Расчет его оказался безошибочным. Густой румянец расплылся по Дуняркиной круглой щеке.

— Ну уж и на тетку, — сказала она с неожиданной застенчивостью. — Тетка у нас красавица. Куда мне.

Он сразу воспрянул, снял с головы шапку.

— Догадался-таки, — улыбнулась Дунярка.

И он улыбнулся ей. Ну с чего он взял, что она стыдится его? Ведь вот же зацепил ее самолюбие, и все вернулось к старому. И это не беда, что она постоянно задирает его. Не спи! Такие шикарные девахи лопоухих не любят.

Дунярка насмешливо повела бровью.

— Ты в цирке бывала? — спросил Михаил, окончательно решив взять инициативу в свои руки.

— Тоже спросишь! В городе живу — да в цирке не бывала.

— Давай сходим в цирк?

— Цирка еще нету. Он у нас приезжий.

— Жалко. Ну тогда вот что — пойдем в ресторан?

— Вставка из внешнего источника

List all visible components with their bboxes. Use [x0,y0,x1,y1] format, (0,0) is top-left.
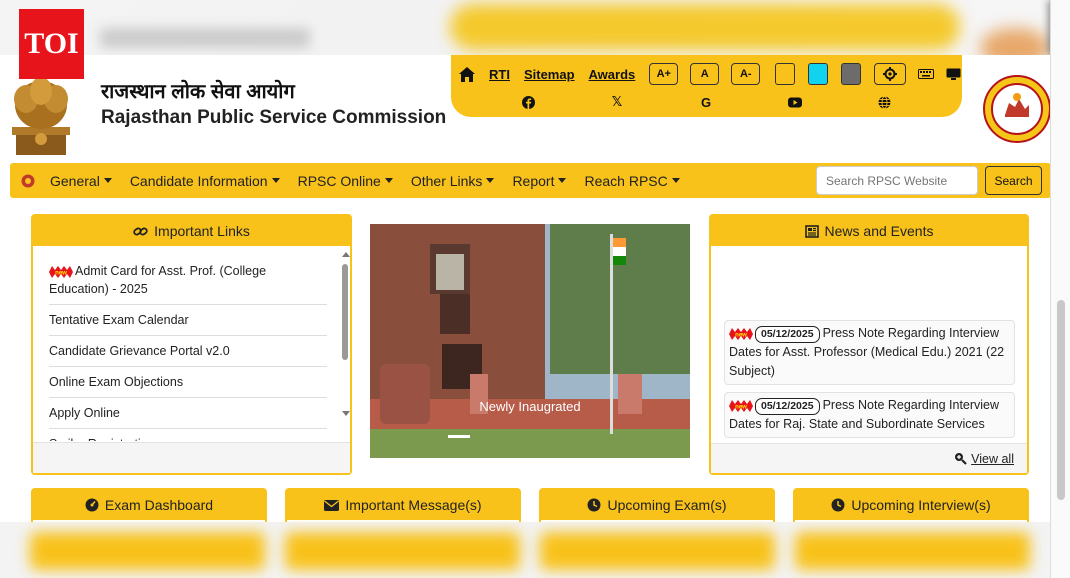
clock-icon [831,498,845,512]
home-icon[interactable] [459,66,475,82]
important-links-header: Important Links [33,216,350,246]
accessibility-toolbar: RTI Sitemap Awards A+ A A- 𝕏 G [451,55,962,117]
gear-icon [883,67,898,81]
scrollbar-thumb[interactable] [342,264,348,360]
org-name-english: Rajasthan Public Service Commission [101,107,447,128]
card-title: Upcoming Interview(s) [851,497,991,513]
theme-cyan-button[interactable] [808,63,829,85]
settings-button[interactable] [874,63,907,85]
new-badge-icon: new [729,399,753,412]
list-item[interactable]: Online Exam Objections [49,367,327,398]
link-icon [133,227,148,235]
svg-text:new: new [735,332,747,338]
news-events-title: News and Events [824,223,934,239]
new-badge-icon: new [729,327,753,340]
news-item[interactable]: new 05/12/2025 Press Note Regarding Interv… [724,392,1015,438]
news-events-panel: News and Events new 05/12/2025 Press Note … [709,214,1029,475]
blurred-background-top [0,0,1070,68]
caret-down-icon [671,178,680,183]
caret-down-icon [103,178,112,183]
youtube-icon[interactable] [788,95,802,109]
blurred-background-bottom [0,522,1070,578]
x-icon[interactable]: 𝕏 [610,94,624,109]
list-item[interactable]: Scribe Registration [49,429,327,441]
clock-icon [587,498,601,512]
nav-candidate-information[interactable]: Candidate Information [130,173,280,189]
important-links-footer [33,442,350,473]
facebook-icon[interactable] [521,95,535,109]
nav-reach-rpsc[interactable]: Reach RPSC [584,173,680,189]
carousel-caption: Newly Inaugrated [479,399,581,414]
scroll-down-icon[interactable] [341,410,351,418]
font-increase-button[interactable]: A+ [649,63,679,85]
svg-text:new: new [735,404,747,410]
newspaper-icon [804,224,819,238]
news-item[interactable]: new 05/12/2025 Press Note Regarding Interv… [724,320,1015,385]
scroll-up-icon[interactable] [341,250,351,258]
nav-general[interactable]: General [50,173,112,189]
new-badge-icon: new [49,265,73,278]
google-icon[interactable]: G [699,95,713,110]
date-badge: 05/12/2025 [755,326,820,343]
rpsc-seal-icon [983,75,1051,143]
sitemap-link[interactable]: Sitemap [524,67,575,82]
list-item[interactable]: Tentative Exam Calendar [49,305,327,336]
news-events-header: News and Events [711,216,1027,246]
caret-down-icon [486,178,495,183]
search-button[interactable]: Search [985,166,1042,195]
gauge-icon [85,498,99,512]
list-item[interactable]: Candidate Grievance Portal v2.0 [49,336,327,367]
important-links-title: Important Links [154,223,250,239]
font-decrease-button[interactable]: A- [731,63,761,85]
search-plus-icon [955,453,967,465]
building-image [370,224,690,458]
caret-down-icon [558,178,567,183]
font-reset-button[interactable]: A [690,63,720,85]
caret-down-icon [271,178,280,183]
list-item[interactable]: new Admit Card for Asst. Prof. (College E… [49,256,327,305]
theme-yellow-button[interactable] [775,63,796,85]
news-footer: View all [711,443,1027,473]
links-scrollbar[interactable] [340,250,350,440]
monitor-icon[interactable] [946,68,961,81]
news-list: new 05/12/2025 Press Note Regarding Interv… [711,246,1027,443]
view-all-link[interactable]: View all [971,452,1014,466]
emblem-home-icon[interactable] [21,174,35,188]
important-links-panel: Important Links new Admit Card for Asst. … [31,214,352,475]
page-scrollbar[interactable] [1050,0,1070,578]
list-item[interactable]: Apply Online [49,398,327,429]
card-title: Important Message(s) [345,497,482,513]
card-title: Upcoming Exam(s) [607,497,727,513]
card-title: Exam Dashboard [104,497,214,513]
main-nav: General Candidate Information RPSC Onlin… [10,163,1051,198]
svg-text:new: new [55,270,67,276]
page-scrollbar-thumb[interactable] [1057,300,1065,500]
theme-gray-button[interactable] [841,63,862,85]
carousel-photo[interactable]: Newly Inaugrated [370,224,690,458]
awards-link[interactable]: Awards [589,67,636,82]
search-input[interactable] [816,166,978,195]
nav-other-links[interactable]: Other Links [411,173,495,189]
globe-icon[interactable] [877,95,891,109]
keyboard-icon[interactable] [918,68,935,80]
nav-rpsc-online[interactable]: RPSC Online [298,173,393,189]
rti-link[interactable]: RTI [489,67,510,82]
important-links-list: new Admit Card for Asst. Prof. (College E… [33,246,350,441]
rpsc-page: राजस्थान लोक सेवा आयोग Rajasthan Public … [0,55,1051,528]
carousel-indicator[interactable] [448,435,470,438]
nav-report[interactable]: Report [512,173,567,189]
toi-logo: TOI [19,9,84,79]
date-badge: 05/12/2025 [755,398,820,415]
envelope-icon [324,499,340,511]
org-name-hindi: राजस्थान लोक सेवा आयोग [101,81,295,103]
caret-down-icon [384,178,393,183]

— Давай лучше в садик, — сказала Дунярка.

В садик? Да, они стояли у входа в березовый садик. И этот маленький садик, эта солнечная березовая благодать, так неожиданно сменившая шум и грохот большого города, рассеяла последние остатки того тягостного отчуждения, от которого ему было не по себе с самого начала их встречи. И Дунярка стала прежней, пекашинской. И, садясь на белую пустую скамейку в дальнем углу садика, она сказала:

— А правда, здесь хорошо?

— Ага, — ответил он и вдруг приглушенным голосом добавил: — А помнишь, мы тогда на клеверище у реки сидели? Похоже.

У нее удивленно выгнулась бровь, затем она скачала:

— Да, вот и мы с тобой выросли. Мне уже девятнадцать. Старая дева. — И рассмеялась.

— Ждут тебя, — сказал Михаил. — Анфиса Петровна зимой еще на собранье говорила: «Не тужите, говорит, бабы, — скоро свой агроном у нас будет».

Дунярка задумчиво сковырнула носком туфли старый березовый лист, влипший в дорожку. Тонкий городской чулок заиграл на солнце.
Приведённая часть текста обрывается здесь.